Docket: IMM-16102-24
Citation: 2025 FC 1292
Toronto, Ontario, July 21, 2025
PRESENT: Madam Justice Go
BETWEEN: |
ZHIKUN ZHU
HUIXIAN SU |
Applicants |
and |
THE MINISTER OF CITIZENSHIP AND IMMIGRATION |
Respondent |
JUDGMENT AND REASONS
I. Overview
[1] Zhikun Zhu and his spouse Huixian Su [together the “Applicants”
] are citizens of China. They met each after coming to Canada at different times through different immigration programs. They both have had a negative refugee claim. The couple began living together in 2015 and have two daughters, born in 2016 and 2018, who are Canadian citizens.
[2] The Applicants submitted their application for permanent residency on humanitarian and compassionate grounds [H&C application] sometime in May 2023. The Applicants’ H&C application was refused in a decision rendered by a Senior Immigration Officer [Officer] on August 21, 2024 [Decision]. The Officer was not satisfied there were sufficient H&C considerations to justify an exemption under subsection 25(1) of the Immigration and Refugee Protection Act, SC 2001, c. 27.
[3] In their judicial review application before the Court, the Applicants argue the Officer failed to observe natural justice and the Decision was unreasonable.

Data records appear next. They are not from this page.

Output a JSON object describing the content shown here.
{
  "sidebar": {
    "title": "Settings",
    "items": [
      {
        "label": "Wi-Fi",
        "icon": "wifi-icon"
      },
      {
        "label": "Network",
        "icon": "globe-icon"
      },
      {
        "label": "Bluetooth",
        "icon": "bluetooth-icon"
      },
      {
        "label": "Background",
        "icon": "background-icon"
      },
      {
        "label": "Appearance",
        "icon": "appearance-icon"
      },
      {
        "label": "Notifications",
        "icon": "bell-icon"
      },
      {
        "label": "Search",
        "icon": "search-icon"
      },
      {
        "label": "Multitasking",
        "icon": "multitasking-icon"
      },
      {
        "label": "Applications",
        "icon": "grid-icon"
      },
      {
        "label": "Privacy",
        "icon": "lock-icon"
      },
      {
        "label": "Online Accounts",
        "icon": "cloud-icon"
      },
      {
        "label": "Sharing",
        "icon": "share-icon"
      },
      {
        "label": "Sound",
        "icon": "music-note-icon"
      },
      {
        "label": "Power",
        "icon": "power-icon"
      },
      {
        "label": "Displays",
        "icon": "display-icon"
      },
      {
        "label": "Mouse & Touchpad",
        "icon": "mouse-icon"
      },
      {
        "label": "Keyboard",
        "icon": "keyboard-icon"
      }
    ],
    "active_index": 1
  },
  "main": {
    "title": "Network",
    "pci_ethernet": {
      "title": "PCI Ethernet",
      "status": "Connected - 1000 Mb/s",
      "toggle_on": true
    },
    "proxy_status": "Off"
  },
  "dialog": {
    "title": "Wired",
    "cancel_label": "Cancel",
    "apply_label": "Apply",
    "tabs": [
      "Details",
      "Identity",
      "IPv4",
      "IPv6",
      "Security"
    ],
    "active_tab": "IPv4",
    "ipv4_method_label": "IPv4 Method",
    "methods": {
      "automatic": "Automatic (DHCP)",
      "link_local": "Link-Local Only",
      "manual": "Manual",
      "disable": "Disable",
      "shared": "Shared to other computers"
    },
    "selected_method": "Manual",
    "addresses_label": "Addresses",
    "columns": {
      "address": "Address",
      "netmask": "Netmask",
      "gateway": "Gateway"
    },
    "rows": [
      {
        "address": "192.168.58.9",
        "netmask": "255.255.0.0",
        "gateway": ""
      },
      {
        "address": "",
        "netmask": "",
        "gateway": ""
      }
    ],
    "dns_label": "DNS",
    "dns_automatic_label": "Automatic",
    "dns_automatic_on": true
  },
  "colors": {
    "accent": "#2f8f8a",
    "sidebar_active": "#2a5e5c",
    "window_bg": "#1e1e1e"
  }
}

[4] Applying the reasonableness standard of review per Canada (Minister of Citizenship and Immigration) v Vavilov, 2019 SCC 65, I find the Decision unreasonable as the Officer erred in their Best Interests of the Children [BIOC] analysis. As I find this error sufficient to grant the application, I need not address the remainder of the Applicants’ submissions.
[5] In support of their H&C application, the Applicants – who were self-represented at the time – submitted extensive documentary evidence under the themes of establishment in Canada, hardship upon return to China, family unity and the best interests of their daughters. The Applicants indicated that their two daughters are Canadian citizens who live with the Applicants and have never been to China. The Applicants also provided evidence about their extended family network in Canada including Mr. Zhu’s sister, brother-in-law, niece, nephew, maternal grandparents, three aunts, three uncles, and cousins who are either Canadian citizens or permanent residents, as well as Ms. Su’s grandmother, four aunts, three uncles, and cousins who are also either Canadian citizens or permanent residents.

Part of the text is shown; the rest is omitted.